Thu Sep 4 08:10:26 CEST 2008

Hi Lars and Steffen,

two days ago I tried to setup the crawler for sg_glossary.
I also tried to place the TSconfig on the root page, on the glossary 
singleView... It just didn´t work as expected.. no results.
Like in Kaspers video and some webpages I could find, I always called 
"star crawling"-> get URLS and then switched an "run now". Nothing.

After removing an write error (oohps), I could see that he got all URLs 
from the Detail view of the glossary. But I just couldn´t find anything 
when I searched sth.
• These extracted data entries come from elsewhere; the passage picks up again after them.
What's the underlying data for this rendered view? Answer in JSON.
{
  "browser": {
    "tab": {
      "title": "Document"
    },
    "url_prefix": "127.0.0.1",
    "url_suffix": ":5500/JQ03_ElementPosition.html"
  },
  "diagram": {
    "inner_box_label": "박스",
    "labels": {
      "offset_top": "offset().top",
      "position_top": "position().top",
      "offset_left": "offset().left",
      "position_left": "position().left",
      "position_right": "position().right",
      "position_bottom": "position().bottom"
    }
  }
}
So in the evening, I stopped working and went home 
frustrated.

The next morning I´ve called the frontend and wrote a word in the 
searchbox and *tadaa* it works.

For me, the crawler is a bit kind of a voodoo thing. But I´m going to 
try it more often to get familar with it.

Just a story i´ve written here... maybe it helps someone.

Best regards
Ralf

Steffen Kamper schrieb:
> 
> Hi Lars,
> 
> glad to see i'm not alone with this :-)
> 
>> I had to fight with the re-indexing while developing. All jobs ran 
>> fine, but I forgot that the re-indexing was set for the next hour, so 
>> the crawler did its all 5 minute job but ignored new records. If you 
>> reindex all 24hours you could wait a long time. Just make sure 
>> reindexing is left blank each time you test.
>>
> ok, i will try
> 
>> Database Fields which are indexed were also something I forgot at 
>> first. In the FAQ extension they are q and a - not title and text.
>>
>> Last is how many records are indexed. May it is just not finished ?
>>
> yes, indeed it's unclear, i have to look at source code
> 
>>> So some questions for the first:
>>>
>>> 1) Where should the record for crawling pages should be placed? 
>>> Kasper put it in a storage folder, i also tried on root page
>>
>> I thought they had to be stored on the pages where the output records 
>> are rendered.
> this is true for eg Database records, but not for pagetree. Seems that 
> it makes no difference for this record.
> 
>>
>>> 2) What's about the maximum level "3" configured in record, as my 
>>> page tree has more levels?
>>
>> You are so right :-(
>> Nice to have more levels in a furture indexed_search release.
>>
> i will hack the TCA of crawler ext to add more levels
> 
>>
>>> 3) record has time setting for queuing the record, but it crawls the 
>>> pages in each run, does it have no influence?
>>
>> As far as I see in my installations it only reindexes if something new 
>> is on the page or normal re-caching is needed. As for the load, I dont 
>> know because there aren't that many pages on my installations.
>>
> i puzzle about this reindexing. Messages in crawler log saying something 
> about reindexing, but i didn't understand the meaning here, so i have to 
> try&error
> 
>>> 4) i tried to configure crawler to use mm_forum as data table. now 
>>> the table with the posts is kind of mm-table so i can't build the 
>>> Getvars without including the thread table, is there any workaround 
>>> for such situation?
>>
>> sorry ... no advice here :-(
>>
> np - i will investigate further and post here if i found something 
> interesting about.
> 
> vg Steffen

-- 
--
Greetings
Ralf Merz

Heindl Internet AG
Tübingen , Germany
ralf.merz at heindl.de